How a Robotaxi-Enabled Car-Share Service Might Work
Zevo’s pitch combines the commonality of car-sharing with the on-demand convenience of ride-hailing. Members would request the car via the app; a car would drive to pick them up, complete their trip and then either return to service or reposition for another rider. Preliminary pilots often operate in geofenced areas with good mapping coverage and connectivity and clearly demarcated pickup zones to minimize curb conflict.

There’ll probably be phased-in safety oversight. A lot of pilots begin with a safety operator and then move to remote assist — humans who instruct them in rare edge cases while not driving the car. Waymo rolling out its paid robotaxi service in parts of Phoenix and the San Francisco Bay Area is helping to set a pattern for autonomous vehicles that can work with ride-hail while focusing on predictable trips and favorable weather windows first.
Zevo will hunt for a low cost per mile economically via high utilization, automated charging, and quiet routing. Insurance and liability structures are still emerging, but big fleet operators are increasingly leaning on granular telematics and event data recorders to manage risk and navigate claims — capabilities that more extensive vehicle software integration could strengthen.
Key Risks and Early Indicators to Watch for Zevo and Tensor
Tensor has yet to manufacture cars at the volumes needed and win the permits required to operate without drivers. Look for third-party safety certifications, a limited pilot rollout in controlled neighborhoods and evidence of supply chain partners that exhibit automotive-grade quality. Any approvals from these regulatory agencies, milestones in reporting to NHTSA or partnerships with insurers would be significant signs of forward progress.

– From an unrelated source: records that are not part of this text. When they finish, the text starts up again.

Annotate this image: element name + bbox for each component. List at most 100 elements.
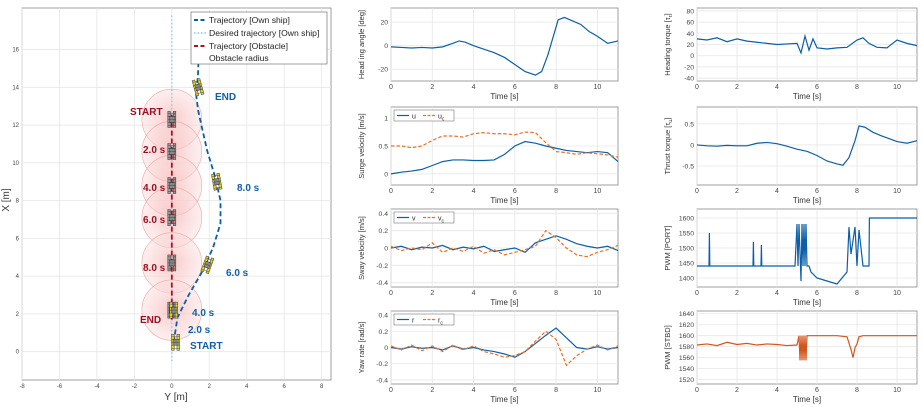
- trajectory-ticks: -8 -6 -4 -2 0 2 4 6 8 0 2 4 6 8 10 12 14 16: [12, 48, 324, 390]
- own-ship-marker: [191, 78, 205, 97]
- panel-surge: 0 2 4 6 8 10 0 0.5 1 Time [s] Surge velocity [m/s]…: [357, 106, 619, 205]
- heading-xtick-label: 8: [554, 84, 558, 91]
- yaw-series-command: [390, 330, 619, 367]
- obstacle-ship-marker: [167, 111, 177, 128]
- thrust_torque-xtick-label: 6: [815, 188, 819, 195]
- own-ship-marker: [169, 301, 178, 319]
- yaw-xlabel: Time [s]: [490, 395, 518, 404]
- obstacle-ship-marker: [167, 177, 177, 194]
- sway-xtick-label: 2: [430, 290, 434, 297]
- heading-plot-area: [390, 7, 619, 82]
- thrust_torque-xtick-label: 4: [775, 188, 779, 195]
- pwm_port-ytick-label: 1500: [679, 246, 694, 253]
- sway-legend-sub: c: [442, 218, 445, 224]
- surge-ylabel: Surge velocity [m/s]: [357, 113, 366, 178]
- heading-xtick-label: 4: [472, 84, 476, 91]
- panel-pwm_stbd: 0 2 4 6 8 10 1520 1540 1560 1580 1600 1620 1640 Time …: [663, 310, 918, 404]
- pwm_port-ytick-label: 1550: [679, 231, 694, 238]
- trajectory-plot: -8 -6 -4 -2 0 2 4 6 8 0 2 4 6 8 10 12 14 16 Y [m] X [m] T…: [1, 7, 332, 403]
- heading-xtick-label: 10: [593, 84, 601, 91]
- thrust_torque-xtick-label: 2: [735, 188, 739, 195]
- yaw-ytick-label: -0.2: [376, 361, 388, 368]
- yaw-ytick-label: 0: [384, 345, 388, 352]
- yaw-xtick-label: 0: [389, 387, 393, 394]
- own-t6-label: 6.0 s: [226, 268, 249, 279]
- heading_torque-xtick-label: 6: [815, 84, 819, 91]
- pwm_port-ytick-label: 1600: [679, 216, 694, 223]
- sway-ytick-label: -0.2: [376, 263, 388, 270]
- sway-xtick-label: 8: [554, 290, 558, 297]
- traj-xtick-label: 0: [170, 384, 174, 390]
- traj-ytick-label: 0: [16, 350, 20, 356]
- traj-xtick-label: -6: [57, 384, 63, 390]
- legend-obstacle: Trajectory [Obstacle]: [209, 41, 288, 51]
- obstacle-ship-marker: [167, 209, 177, 226]
- pwm_port-ytick-label: 1450: [679, 261, 694, 268]
- yaw-xtick-label: 4: [472, 387, 476, 394]
- yaw-xtick-label: 10: [593, 387, 601, 394]
- heading-ytick-label: 0: [384, 43, 388, 50]
- surge-xtick-label: 8: [554, 188, 558, 195]
- traj-ytick-label: 16: [12, 48, 19, 54]
- traj-ytick-label: 6: [16, 236, 20, 242]
- pwm_stbd-xtick-label: 10: [893, 387, 901, 394]
- heading_torque-series-actual: [696, 33, 918, 55]
- panel-heading: 0 2 4 6 8 10 -20 0 20 Time [s] Head ing angle [deg…: [357, 7, 619, 101]
- surge-xtick-label: 10: [593, 188, 601, 195]
- heading_torque-xtick-label: 10: [893, 84, 901, 91]
- pwm_stbd-series-actual: [696, 335, 917, 361]
- panel-heading_torque: 0 2 4 6 8 10 -40 -20 0 20 40 60 80 Time [s] Heading to…: [663, 7, 918, 101]
- panel-yaw: 0 2 4 6 8 10 -0.4 -0.2 0 0.2 0.4 Time [s] Yaw rate […: [357, 310, 619, 404]
- panel-sway: 0 2 4 6 8 10 -0.4 -0.2 0 0.2 0.4 Time [s] Sway veloc…: [357, 208, 619, 307]
- surge-legend: u uc: [393, 109, 455, 122]
- heading-series-actual: [390, 16, 619, 76]
- thrust_torque-xlabel: Time [s]: [793, 196, 821, 205]
- sway-ytick-label: 0: [384, 246, 388, 253]
- pwm_port-ytick-label: 1400: [679, 276, 694, 283]
- trajectory-xlabel: Y [m]: [164, 392, 187, 403]
- heading-xtick-label: 2: [430, 84, 434, 91]
- thrust_torque-series-actual: [696, 125, 918, 166]
- thrust_torque-ytick-label: -0.5: [682, 164, 694, 171]
- surge-xtick-label: 4: [472, 188, 476, 195]
- sway-legend-command: vc: [438, 215, 445, 224]
- obstacle-radius-circles: [141, 88, 203, 341]
- trajectory-grid: [21, 8, 331, 380]
- traj-ytick-label: 2: [16, 312, 20, 318]
- heading_torque-ytick-label: 60: [686, 20, 694, 27]
- pwm_stbd-ylabel: PWM [STBD]: [663, 325, 672, 370]
- trajectory-lines: [170, 13, 222, 362]
- surge-xtick-label: 6: [513, 188, 517, 195]
- pwm_port-xtick-label: 0: [695, 290, 699, 297]
- panel-thrust_torque: 0 2 4 6 8 10 -0.5 0 0.5 Time [s] Thrust torque [τu…: [663, 106, 918, 205]
- traj-xtick-label: -2: [132, 384, 138, 390]
- sway-series-actual: [390, 235, 619, 254]
- heading_torque-ylabel-sub: r: [668, 15, 674, 17]
- heading-ytick-label: 20: [380, 20, 388, 27]
- pwm_stbd-xtick-label: 6: [815, 387, 819, 394]
- sway-xlabel: Time [s]: [490, 298, 518, 307]
- own-t4-label: 4.0 s: [192, 308, 215, 319]
- obstacle-end-label: END: [140, 315, 161, 326]
- sway-ylabel: Sway velocity [m/s]: [357, 216, 366, 280]
- own-t8-label: 8.0 s: [237, 183, 260, 194]
- thrust_torque-ytick-label: 0.5: [685, 121, 695, 128]
- thrust_torque-xtick-label: 0: [695, 188, 699, 195]
- thrust_torque-ylabel-end: ]: [663, 118, 672, 120]
- sway-series-command: [390, 229, 619, 258]
- own-ship-marker: [211, 172, 223, 191]
- surge-xtick-label: 0: [389, 188, 393, 195]
- pwm_stbd-xtick-label: 0: [695, 387, 699, 394]
- thrust_torque-ytick-label: 0: [690, 142, 694, 149]
- ship-markers: [167, 78, 223, 351]
- own-end-label: END: [215, 92, 236, 103]
- pwm_stbd-ytick-label: 1640: [679, 311, 694, 318]
- sway-ytick-label: 0.4: [379, 211, 389, 218]
- pwm_port-xlabel: Time [s]: [793, 298, 821, 307]
- surge-ytick-label: 1: [384, 116, 388, 123]
- traj-ytick-label: 8: [16, 199, 20, 205]
- pwm_stbd-ytick-label: 1580: [679, 344, 694, 351]
- surge-legend-sub: c: [442, 116, 445, 122]
- sway-legend: v vc: [393, 211, 455, 224]
- traj-xtick-label: -4: [94, 384, 100, 390]
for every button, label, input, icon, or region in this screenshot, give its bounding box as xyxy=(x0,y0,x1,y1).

For Zevo, the key questions are uptime, customer satisfaction and unit economics. Statistics like average wait time, completed trips per vehicle per day and cost per mile will offer an unvarnished view of whether robotaxi-enabled car shares can prove competitive with ride-hail services and traditional rentals. If Zevo and Tensor can demonstrate reliable service in a single market, the model could scale up fast — particularly in those Sunbelt cities where AV pilots and EV infrastructure have taken off.
It’s a risk, but one whose timing is entirely intentional. Now that robotaxis are no longer a science project and consumers are more comfortable with on-demand mobility, a hybrid car-share/AV network could serve as the bridge between private ownership and fully autonomous fleets. If Tensor comes through and regulators are helpful, Zevo’s move could be a model for how many local fleets are sequenced in the next wave of urban transportation.